Wenn die Gruppe nicht zu groß ist, wird sie hereingebeten, um hier etwas über das Nachtwächterleben zu erfahren.
Gleich um die Ecke findet sich in der Stadtmauer das „Armenhaus“, das einst Feuerwehrdepot und tatsächlich auch mal eine Bleibe für die Ärmsten der Stadt war.
Jetzt ist da eine Gaststätte, deren Besuch sich lohnt: Dort sitzt man wie im Museum, bekommt wohl zubereitetes Essen und kann sich über die Namen der Gerichte amüsieren.
Weiter an der Stadtmauer entlang kommt man an eine Stelle, die hoffentlich bald zu den Schmuckecken der Stadt gehört.
Bis vor wenigen Monaten standen da heruntergekommene Fabrikgebäude, die alles andere als eine Zierde waren.
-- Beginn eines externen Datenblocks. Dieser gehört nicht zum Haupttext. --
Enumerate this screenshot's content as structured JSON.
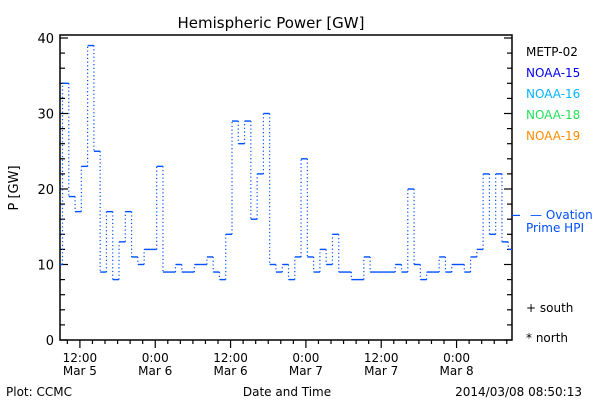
{
  "chart_data": {
    "type": "line",
    "title": "Hemispheric Power [GW]",
    "ylabel": "P [GW]",
    "xlabel": "Date and Time",
    "ylim": [
      0,
      40
    ],
    "yticks": [
      0,
      10,
      20,
      30,
      40
    ],
    "xlim_hours": [
      0,
      72
    ],
    "x_start": "Mar 5 08:50",
    "xticks": [
      {
        "hour": 3.17,
        "line1": "12:00",
        "line2": "Mar 5"
      },
      {
        "hour": 15.17,
        "line1": "0:00",
        "line2": "Mar 6"
      },
      {
        "hour": 27.17,
        "line1": "12:00",
        "line2": "Mar 6"
      },
      {
        "hour": 39.17,
        "line1": "0:00",
        "line2": "Mar 7"
      },
      {
        "hour": 51.17,
        "line1": "12:00",
        "line2": "Mar 7"
      },
      {
        "hour": 63.17,
        "line1": "0:00",
        "line2": "Mar 8"
      }
    ],
    "series": [
      {
        "name": "NOAA-15",
        "color": "#0050ff",
        "style": "step",
        "step_hours": 1,
        "first_step_hours": 0.4,
        "values": [
          10,
          34,
          19,
          17,
          23,
          39,
          25,
          9,
          17,
          8,
          13,
          17,
          11,
          10,
          12,
          12,
          23,
          9,
          9,
          10,
          9,
          9,
          10,
          10,
          11,
          9,
          8,
          14,
          29,
          26,
          29,
          16,
          22,
          30,
          10,
          9,
          10,
          8,
          11,
          24,
          11,
          9,
          12,
          10,
          14,
          9,
          9,
          8,
          8,
          11,
          9,
          9,
          9,
          9,
          10,
          9,
          20,
          10,
          8,
          9,
          9,
          11,
          9,
          10,
          10,
          9,
          11,
          12,
          22,
          14,
          22,
          13,
          12
        ]
      }
    ],
    "ovation_marker": {
      "value": 16.5,
      "color": "#0050ff"
    },
    "legend": [
      {
        "label": "METP-02",
        "color": "#000000"
      },
      {
        "label": "NOAA-15",
        "color": "#0000ee"
      },
      {
        "label": "NOAA-16",
        "color": "#00b4ff"
      },
      {
        "label": "NOAA-18",
        "color": "#22e05a"
      },
      {
        "label": "NOAA-19",
        "color": "#ff8c00"
      }
    ],
    "legend_placement": "right",
    "ovation_label_1": "— Ovation",
    "ovation_label_2": "Prime HPI",
    "south_label": "+ south",
    "north_label": "* north"
  },
  "footer": {
    "left": "Plot: CCMC",
    "right": "2014/03/08 08:50:13"
  }
}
Jetzt verschwinden diese, um für altersgerechte Wohnungen Platz zu machen. Hoffentlich bleibt der Blick auf die Kirche frei!
Dort wo der Mauerrundweg auf die Buchholzer Allee trifft, sind wir schon fast wieder am Ausgangspunkt unseres Stadtrundgangs. Es gibt hier noch ein paar Worte zu diesem Teil der Stadt, der „Amtsfreiheit“ genannt wird und dann geht es durch das Löwentor, das wegen der beiden wilden Tiere auf den Säulen so heißt, wieder auf den Gutshof.
Den Gästen hat der kurzweilige Rundgang durch die Stadt gefallen. Es war ein gelungenes Debüt des Nachtwächter-Gehilfen Robin, auf den sein Meister wirklich stolz sein kann!